В управлении говорили, что Юра Пшеничный, славившийся своим умением «подбирать отмычки» к начальственным сердцам, с нового года даже выписал себе журналы «Советская архитектура» и «Коммунальное хозяйство».
Эта страсть обходилась Литвинову недешево. Нелегко было устоять перед соблазном быстро решить жилищную проблему, окружив строительство барачными поселками. Он устоял. Смело пошел на создание зеленых, то есть палаточных, городков с тем, чтобы получить возможность сразу начать строить социалистический Дивноярск. Нелегко было отстоять такое решение. И в управлении, и в профсоюзной организации, и в областном комитете партии оказалось немало возражавших.
— Онь — это не Днепр, даже не Волга, — говорил секретарь обкома, щуря свои узенькие, но очень зоркие, насмешливые глазки. — Тут, Федор Григорьевич, Сибирь. Тут дед-мороз строгий, шутить не любит, К тебе люди со всей страны съехались. У тебя южан немало, а ну как ты их поморозишь? А?
— Замерзнуть и во дворце можно. Где дураку по пояс, там умный сух пройдет, — отшучивался Литвинов. — А я считаю, что лучше зиму-другую в утепленных палатках пережить, чем потом годы бедовать в бараках.
— Зачем же годы? Кто же говорит, годы? — Узенькие глаза секретаря обкома посмеивались. — Вы вон как шагаете. Город построишь, бараки снесешь...
— Снесешь? — нетерпеливо перебивал Литвинов. — Разве тебе не известно: ничто так не долговечно, как временные сооружения?.. Москва — прекраснейший город, а с какой стороны к ней ни подъезжай, она тебя издали бараками да дощатыми балаганами встретит. Что, не так?.. Чудо же, чудо мы вам здесь строим! Так какое же мы имеем право это чудо барачным хламом окружать! — И все больше распаляясь, Литвинов кричал своим тонким голосом: — Нет, уж извините, неужели у нас с вами слов не найдется убедить рабочих потерпеть, пожить в палатках, чтобы потом сразу въехать в благоустроенные дома? А? Что, мы с вами с рабочим классом по душам разговаривать разучились? Люди у нас хорошие, умные, хозяйственные. Разве они не поймут?
Вячеслав Ананьевич Петин приводил против такого решения не менее веские доказательства.

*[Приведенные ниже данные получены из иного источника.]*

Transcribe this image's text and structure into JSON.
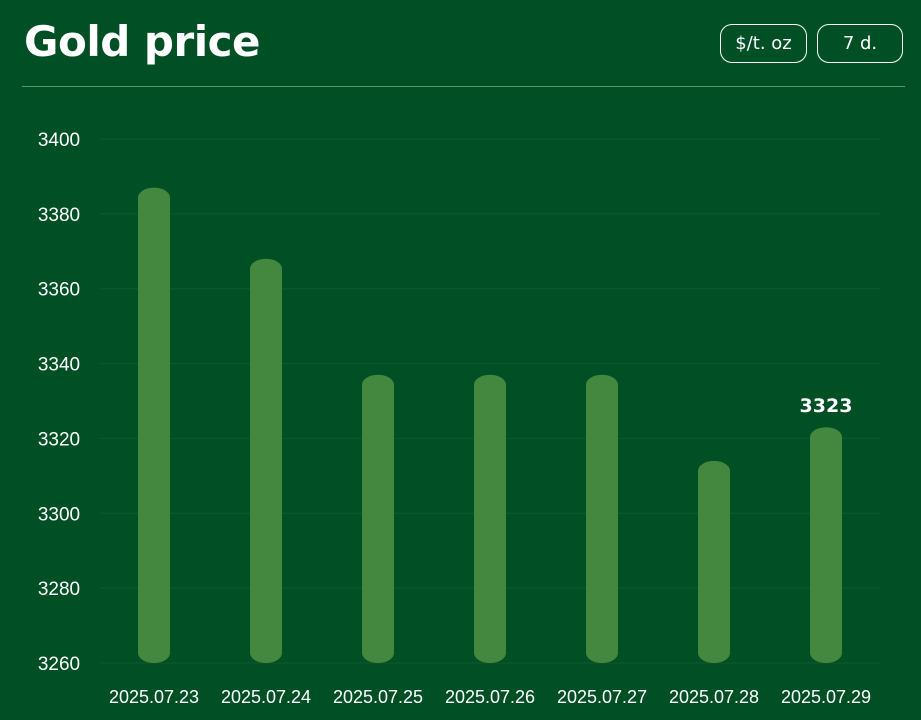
{
  "header": {
    "title": "Gold price",
    "unit_label": "$/t. oz",
    "range_label": "7 d."
  },
  "colors": {
    "background": "#014f24",
    "bar": "#44873f",
    "text": "#ffffff"
  },
  "chart_data": {
    "type": "bar",
    "title": "Gold price",
    "xlabel": "",
    "ylabel": "",
    "categories": [
      "2025.07.23",
      "2025.07.24",
      "2025.07.25",
      "2025.07.26",
      "2025.07.27",
      "2025.07.28",
      "2025.07.29"
    ],
    "values": [
      3387,
      3368,
      3337,
      3337,
      3337,
      3314,
      3323
    ],
    "ylim": [
      3260,
      3400
    ],
    "yticks": [
      3260,
      3280,
      3300,
      3320,
      3340,
      3360,
      3380,
      3400
    ],
    "data_labels": [
      {
        "category": "2025.07.29",
        "text": "3323"
      }
    ],
    "grid": true,
    "legend": "none"
  }
}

— Партия поручила нам строить прежде всего электростанцию. За график основного объекта мы держим ответ. За город мы с вами не отвечаем. Наше дело — обеспечить рабочих временным жильем. Социалистический Дивноярск!.. Это, конечно, красиво, но зачем распылять внимание, средства? Ради чего рисковать? Тем более, что по этому вопросу не было и нет никаких специальных решений...
— Решения, указания, директивы, — перебивал Литвинов и стукал себя ладонью по лбу. — А это на что? А собственный разум? Мы с тобой пришли сюда, как ты сам любишь подчеркивать, не с киркой и грабаркой — с великой техникой, с высочайшей наукой. На нашу станцию человечество века любоваться будет, а мы возле нее всяческие там собачеевки да шанхайчики настроим. Имеем мы на это право? Ну? Мы что, бескрылые деляги? Люди первого и пятнадцатого числа? Или мы большевики? Ну?
Петин пожимал плечами.
— Решайте сами, Федор Григорьевич, вы начальник, но я считаю долгом предупредить... Наверху вас могут не понять. Будут большие неприятности...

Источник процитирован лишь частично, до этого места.